Possible rootkit

Viruses and worms
1

Heeeeyyy everybuddy 8)

Avast found several files infected with a rootkit, but access is denied, so it can’t do anything with them.

I did a boot scan with avast, it found nothing.

I downloaded Malwarebytes, ran a scan it didn’t detect anything.

So, what am I missing here?

2

What scan was this found on (anti-rootkit scan 8 minutes after boot or other) ?
Is there any reason given for the access denied ?

What is the infected file name, where was it found ?

3

Monitoring if needed…

4

Puzzling ain’t it? :o

5

Please attach your logs.
http://forum.avast.com/index.php?topic=53253.0

6

@ tigerstriper
Well still puzzling as the file name is still a mystery, the path you show doesn’t include the actual file name, the WinSxS (Windows Side-by-Side) directory/folder can be massive, so it could be like looking for a needle in a haystack without the details.
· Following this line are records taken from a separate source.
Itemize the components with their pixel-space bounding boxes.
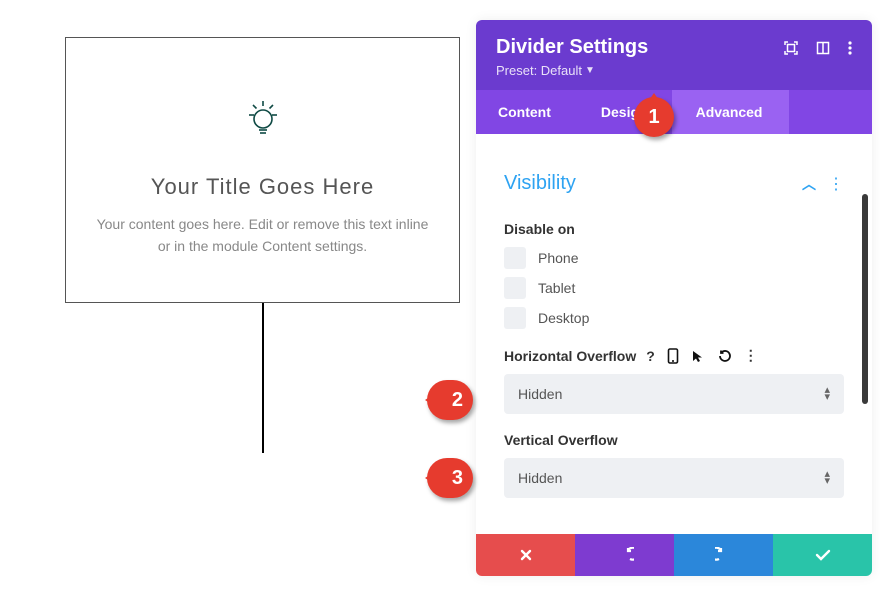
hover-icon[interactable] <box>691 349 705 363</box>
horizontal-overflow-value: Hidden <box>518 386 562 402</box>
scrollbar[interactable] <box>862 194 868 404</box>
panel-title: Divider Settings <box>496 36 648 59</box>
panel-header: Divider Settings Preset: Default ▼ <box>476 20 872 90</box>
chevron-up-icon[interactable]: ︿ <box>802 174 816 194</box>
module-preview: Your Title Goes Here Your content goes h… <box>65 37 460 453</box>
panel-tabs: Content Design Advanced <box>476 90 872 134</box>
preview-stem <box>262 303 264 453</box>
redo-button[interactable] <box>674 534 773 576</box>
undo-button[interactable] <box>575 534 674 576</box>
checkbox-icon <box>504 307 526 329</box>
section-kebab-icon[interactable]: ⋮ <box>828 174 844 194</box>
vertical-overflow-value: Hidden <box>518 470 562 486</box>
checkbox-icon <box>504 247 526 269</box>
select-arrows-icon: ▴▾ <box>824 387 830 400</box>
kebab-icon[interactable] <box>848 41 852 55</box>
expand-icon[interactable] <box>784 41 798 55</box>
callout-3: 3 <box>427 458 473 498</box>
checkbox-icon <box>504 277 526 299</box>
callout-1: 1 <box>634 97 674 137</box>
checkbox-desktop[interactable]: Desktop <box>504 307 844 329</box>
lightbulb-icon <box>239 93 287 146</box>
save-button[interactable] <box>773 534 872 576</box>
panel-footer <box>476 534 872 576</box>
phone-icon[interactable] <box>667 348 679 364</box>
horizontal-overflow-select[interactable]: Hidden ▴▾ <box>504 374 844 414</box>
horizontal-overflow-label: Horizontal Overflow ? ⋮ <box>504 347 844 364</box>
tab-advanced[interactable]: Advanced <box>672 90 789 134</box>
settings-panel: Divider Settings Preset: Default ▼ Conte… <box>476 20 872 576</box>
preview-text[interactable]: Your content goes here. Edit or remove t… <box>93 214 433 257</box>
tab-content[interactable]: Content <box>476 90 577 134</box>
disable-on-label: Disable on <box>504 221 844 237</box>
field-kebab-icon[interactable]: ⋮ <box>744 347 758 364</box>
callout-2: 2 <box>427 380 473 420</box>
vertical-overflow-select[interactable]: Hidden ▴▾ <box>504 458 844 498</box>
preview-box[interactable]: Your Title Goes Here Your content goes h… <box>65 37 460 303</box>
section-visibility-head[interactable]: Visibility ︿ ⋮ <box>504 162 844 203</box>
vertical-overflow-label: Vertical Overflow <box>504 432 844 448</box>
columns-icon[interactable] <box>816 41 830 55</box>
reset-icon[interactable] <box>717 348 732 363</box>
caret-down-icon: ▼ <box>585 65 595 76</box>
help-icon[interactable]: ? <box>646 348 655 364</box>
section-visibility-title: Visibility <box>504 172 576 195</box>
checkbox-tablet[interactable]: Tablet <box>504 277 844 299</box>
checkbox-desktop-label: Desktop <box>538 310 589 326</box>
checkbox-phone[interactable]: Phone <box>504 247 844 269</box>
cancel-button[interactable] <box>476 534 575 576</box>
panel-body: Visibility ︿ ⋮ Disable on Phone Tablet D… <box>476 134 872 534</box>
checkbox-tablet-label: Tablet <box>538 280 575 296</box>
preset-dropdown[interactable]: Preset: Default ▼ <box>496 63 595 78</box>
preset-label: Preset: Default <box>496 63 582 78</box>
select-arrows-icon: ▴▾ <box>824 471 830 484</box>
preview-title[interactable]: Your Title Goes Here <box>86 174 439 200</box>
checkbox-phone-label: Phone <box>538 250 578 266</box>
See http://blog.tiensivu.com/aaron/archives/1306-Demystifying-the-WinSxS-directory-in-Windows-XP%2C-Vista-and-Server-20032008.html and http://www.winvistaclub.com/f16.html.
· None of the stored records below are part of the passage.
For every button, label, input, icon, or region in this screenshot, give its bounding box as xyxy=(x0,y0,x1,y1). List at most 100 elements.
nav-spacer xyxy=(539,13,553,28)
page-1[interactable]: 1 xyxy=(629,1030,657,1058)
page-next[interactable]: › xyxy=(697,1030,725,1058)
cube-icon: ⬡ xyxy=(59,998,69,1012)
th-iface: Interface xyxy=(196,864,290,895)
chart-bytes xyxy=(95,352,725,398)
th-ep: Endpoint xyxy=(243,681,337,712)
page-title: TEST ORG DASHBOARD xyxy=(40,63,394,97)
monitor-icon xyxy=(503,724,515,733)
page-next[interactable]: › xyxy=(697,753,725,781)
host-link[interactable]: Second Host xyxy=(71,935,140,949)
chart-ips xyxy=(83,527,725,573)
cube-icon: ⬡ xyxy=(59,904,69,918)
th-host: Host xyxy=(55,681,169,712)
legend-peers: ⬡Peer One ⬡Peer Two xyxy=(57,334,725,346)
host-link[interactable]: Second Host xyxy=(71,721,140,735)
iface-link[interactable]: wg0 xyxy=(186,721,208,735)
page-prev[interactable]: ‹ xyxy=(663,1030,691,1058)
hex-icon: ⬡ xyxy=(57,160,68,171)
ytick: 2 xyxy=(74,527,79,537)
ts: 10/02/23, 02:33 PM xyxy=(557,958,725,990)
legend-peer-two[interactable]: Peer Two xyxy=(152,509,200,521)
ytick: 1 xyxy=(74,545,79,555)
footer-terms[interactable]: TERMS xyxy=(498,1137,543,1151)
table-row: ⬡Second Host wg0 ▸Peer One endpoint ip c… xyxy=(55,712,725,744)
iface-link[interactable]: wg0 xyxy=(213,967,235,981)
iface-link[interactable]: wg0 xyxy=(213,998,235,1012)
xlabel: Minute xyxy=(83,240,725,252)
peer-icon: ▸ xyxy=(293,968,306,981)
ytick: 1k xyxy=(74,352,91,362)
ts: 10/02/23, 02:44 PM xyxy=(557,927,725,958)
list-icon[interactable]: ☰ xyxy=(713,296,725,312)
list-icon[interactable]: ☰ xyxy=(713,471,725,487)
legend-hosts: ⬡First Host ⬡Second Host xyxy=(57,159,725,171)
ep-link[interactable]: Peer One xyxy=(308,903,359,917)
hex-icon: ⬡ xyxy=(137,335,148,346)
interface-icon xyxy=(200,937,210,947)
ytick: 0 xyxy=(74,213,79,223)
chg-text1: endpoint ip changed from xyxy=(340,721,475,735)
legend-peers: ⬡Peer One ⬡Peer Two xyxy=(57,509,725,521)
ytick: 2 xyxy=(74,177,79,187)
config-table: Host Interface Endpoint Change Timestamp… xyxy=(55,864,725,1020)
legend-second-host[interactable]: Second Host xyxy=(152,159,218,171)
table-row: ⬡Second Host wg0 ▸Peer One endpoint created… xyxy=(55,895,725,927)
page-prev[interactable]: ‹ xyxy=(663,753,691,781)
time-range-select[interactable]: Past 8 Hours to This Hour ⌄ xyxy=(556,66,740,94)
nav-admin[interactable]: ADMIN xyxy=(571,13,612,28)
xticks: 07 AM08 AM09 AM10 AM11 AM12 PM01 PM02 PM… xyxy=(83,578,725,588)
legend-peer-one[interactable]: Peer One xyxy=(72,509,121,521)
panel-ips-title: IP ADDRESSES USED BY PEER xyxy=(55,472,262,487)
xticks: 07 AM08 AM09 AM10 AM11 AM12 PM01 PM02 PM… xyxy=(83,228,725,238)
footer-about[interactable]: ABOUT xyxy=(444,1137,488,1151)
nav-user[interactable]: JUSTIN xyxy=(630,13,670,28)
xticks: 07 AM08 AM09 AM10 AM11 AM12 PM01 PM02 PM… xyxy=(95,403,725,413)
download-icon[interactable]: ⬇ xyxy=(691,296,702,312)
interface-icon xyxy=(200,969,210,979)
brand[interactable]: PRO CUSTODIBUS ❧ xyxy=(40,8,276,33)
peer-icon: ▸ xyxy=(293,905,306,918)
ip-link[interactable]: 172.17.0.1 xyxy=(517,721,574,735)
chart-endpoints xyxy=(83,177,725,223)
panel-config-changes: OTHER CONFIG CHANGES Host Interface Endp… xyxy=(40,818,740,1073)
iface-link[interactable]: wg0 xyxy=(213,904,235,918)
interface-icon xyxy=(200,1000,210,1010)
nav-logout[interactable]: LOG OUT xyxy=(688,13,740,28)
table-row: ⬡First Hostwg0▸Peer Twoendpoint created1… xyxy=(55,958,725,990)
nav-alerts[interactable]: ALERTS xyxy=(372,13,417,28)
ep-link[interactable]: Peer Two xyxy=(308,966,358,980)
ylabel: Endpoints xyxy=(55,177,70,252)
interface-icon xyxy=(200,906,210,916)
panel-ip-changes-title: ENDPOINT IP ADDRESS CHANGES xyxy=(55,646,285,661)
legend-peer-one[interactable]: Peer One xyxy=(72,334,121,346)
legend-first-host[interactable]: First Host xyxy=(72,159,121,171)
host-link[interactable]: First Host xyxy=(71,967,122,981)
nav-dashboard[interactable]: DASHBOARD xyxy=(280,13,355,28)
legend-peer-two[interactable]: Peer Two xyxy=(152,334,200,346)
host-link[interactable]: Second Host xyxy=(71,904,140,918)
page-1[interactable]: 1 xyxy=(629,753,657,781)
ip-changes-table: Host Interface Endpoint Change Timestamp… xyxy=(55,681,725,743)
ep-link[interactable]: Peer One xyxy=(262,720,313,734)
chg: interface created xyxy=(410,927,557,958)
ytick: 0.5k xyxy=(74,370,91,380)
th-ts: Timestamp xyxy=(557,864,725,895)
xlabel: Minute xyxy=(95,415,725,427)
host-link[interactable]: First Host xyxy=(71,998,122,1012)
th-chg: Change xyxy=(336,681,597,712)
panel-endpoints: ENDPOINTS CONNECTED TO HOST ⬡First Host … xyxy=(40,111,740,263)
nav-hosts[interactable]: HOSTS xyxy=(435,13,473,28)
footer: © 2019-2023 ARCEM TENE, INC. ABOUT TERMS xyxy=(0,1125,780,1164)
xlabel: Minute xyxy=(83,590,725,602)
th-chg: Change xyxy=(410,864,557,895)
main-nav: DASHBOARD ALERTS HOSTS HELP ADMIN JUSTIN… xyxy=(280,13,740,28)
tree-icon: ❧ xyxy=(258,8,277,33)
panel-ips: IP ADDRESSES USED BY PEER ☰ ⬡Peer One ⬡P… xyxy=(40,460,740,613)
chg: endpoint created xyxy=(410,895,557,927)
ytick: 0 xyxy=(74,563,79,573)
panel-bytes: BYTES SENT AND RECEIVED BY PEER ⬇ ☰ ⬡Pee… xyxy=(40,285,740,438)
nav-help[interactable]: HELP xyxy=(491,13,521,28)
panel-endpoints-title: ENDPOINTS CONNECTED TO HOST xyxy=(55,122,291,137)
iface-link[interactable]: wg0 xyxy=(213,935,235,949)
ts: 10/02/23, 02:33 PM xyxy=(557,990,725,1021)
The detection isn’t saying for certain that it is a rootkit, but a hidden file and there could well be a legit reason for that but no one can say if that might be the case as we don’t have the full path and file name. You should be able to expand the column width (drag the column separator to the right or double click on the column separator) so you can see the full details.
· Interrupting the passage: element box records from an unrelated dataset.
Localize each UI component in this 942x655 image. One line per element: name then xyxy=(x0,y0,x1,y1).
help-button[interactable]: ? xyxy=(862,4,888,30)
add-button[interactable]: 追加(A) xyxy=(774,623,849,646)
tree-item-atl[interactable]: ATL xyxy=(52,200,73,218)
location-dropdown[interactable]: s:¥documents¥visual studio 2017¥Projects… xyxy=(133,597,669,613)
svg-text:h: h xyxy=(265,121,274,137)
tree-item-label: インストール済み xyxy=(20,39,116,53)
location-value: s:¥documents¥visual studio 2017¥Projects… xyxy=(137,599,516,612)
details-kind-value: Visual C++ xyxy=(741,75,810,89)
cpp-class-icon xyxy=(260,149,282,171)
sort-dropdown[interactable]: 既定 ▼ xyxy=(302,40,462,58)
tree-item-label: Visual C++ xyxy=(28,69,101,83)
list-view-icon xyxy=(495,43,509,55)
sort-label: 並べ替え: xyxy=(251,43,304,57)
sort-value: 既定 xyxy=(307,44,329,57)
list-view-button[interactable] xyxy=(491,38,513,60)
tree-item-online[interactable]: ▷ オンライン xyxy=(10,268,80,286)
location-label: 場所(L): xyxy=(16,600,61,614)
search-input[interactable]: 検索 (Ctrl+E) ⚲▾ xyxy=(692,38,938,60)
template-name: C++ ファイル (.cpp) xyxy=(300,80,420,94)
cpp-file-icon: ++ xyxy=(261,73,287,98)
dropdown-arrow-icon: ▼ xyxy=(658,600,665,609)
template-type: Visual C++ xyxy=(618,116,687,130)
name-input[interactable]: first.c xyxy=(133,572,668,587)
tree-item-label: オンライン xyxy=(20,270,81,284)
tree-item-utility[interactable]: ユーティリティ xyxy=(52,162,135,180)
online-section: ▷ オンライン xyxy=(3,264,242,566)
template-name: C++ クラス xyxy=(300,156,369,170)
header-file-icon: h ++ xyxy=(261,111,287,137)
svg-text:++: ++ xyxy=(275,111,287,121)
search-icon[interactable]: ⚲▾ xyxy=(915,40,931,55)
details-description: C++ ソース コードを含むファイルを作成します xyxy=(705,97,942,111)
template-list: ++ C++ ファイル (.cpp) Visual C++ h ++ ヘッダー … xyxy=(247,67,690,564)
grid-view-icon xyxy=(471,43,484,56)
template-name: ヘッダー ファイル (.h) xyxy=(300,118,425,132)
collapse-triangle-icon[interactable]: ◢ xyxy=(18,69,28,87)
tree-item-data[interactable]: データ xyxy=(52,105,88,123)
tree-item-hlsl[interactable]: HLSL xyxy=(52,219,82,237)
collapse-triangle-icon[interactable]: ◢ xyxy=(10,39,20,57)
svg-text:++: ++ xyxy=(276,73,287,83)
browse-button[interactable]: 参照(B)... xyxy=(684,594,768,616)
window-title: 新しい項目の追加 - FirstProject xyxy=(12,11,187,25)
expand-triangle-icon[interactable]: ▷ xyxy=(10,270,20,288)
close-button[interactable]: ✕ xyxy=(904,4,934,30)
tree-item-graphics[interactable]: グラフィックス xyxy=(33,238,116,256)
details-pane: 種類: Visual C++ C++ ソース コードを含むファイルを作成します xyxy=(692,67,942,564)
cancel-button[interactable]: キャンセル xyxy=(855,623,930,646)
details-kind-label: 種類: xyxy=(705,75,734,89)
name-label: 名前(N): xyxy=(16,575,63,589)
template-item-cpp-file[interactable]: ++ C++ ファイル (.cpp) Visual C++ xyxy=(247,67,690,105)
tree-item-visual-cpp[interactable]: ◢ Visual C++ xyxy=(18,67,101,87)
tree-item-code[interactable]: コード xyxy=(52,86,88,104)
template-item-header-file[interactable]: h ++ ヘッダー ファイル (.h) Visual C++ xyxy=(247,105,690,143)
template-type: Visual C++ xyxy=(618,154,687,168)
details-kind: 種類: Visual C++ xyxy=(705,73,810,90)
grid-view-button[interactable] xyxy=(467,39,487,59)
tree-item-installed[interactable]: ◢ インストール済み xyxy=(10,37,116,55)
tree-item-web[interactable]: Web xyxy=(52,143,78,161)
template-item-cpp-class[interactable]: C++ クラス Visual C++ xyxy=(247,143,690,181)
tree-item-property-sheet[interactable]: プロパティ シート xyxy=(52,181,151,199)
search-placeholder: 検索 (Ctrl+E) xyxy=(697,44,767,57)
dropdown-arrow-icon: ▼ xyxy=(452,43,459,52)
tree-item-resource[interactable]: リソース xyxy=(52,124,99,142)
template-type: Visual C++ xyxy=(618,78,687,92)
So it is entirely possible that considering the nature of the WinSxS folder, there may well be a hidden .dll file running, but that can’t be confirmed as we don’t know the full folder location and file name.

In short, [b]Winsxs, which stands for ‘Windows Side By Side’[/b], is Windows native assembly cache. Libraries which are being by multiple applications are stored there. This feature was first introduced, in Windows ME and was considered as Microsoft’s solution to the so-called ‘dll hell’ issues that plagued Windows 9x.

I’m not sure this needs specialist intervention until it is identified if there is a problem and ‘hidden file’ as opposed to a definitive detection isn’t a clear cut infection.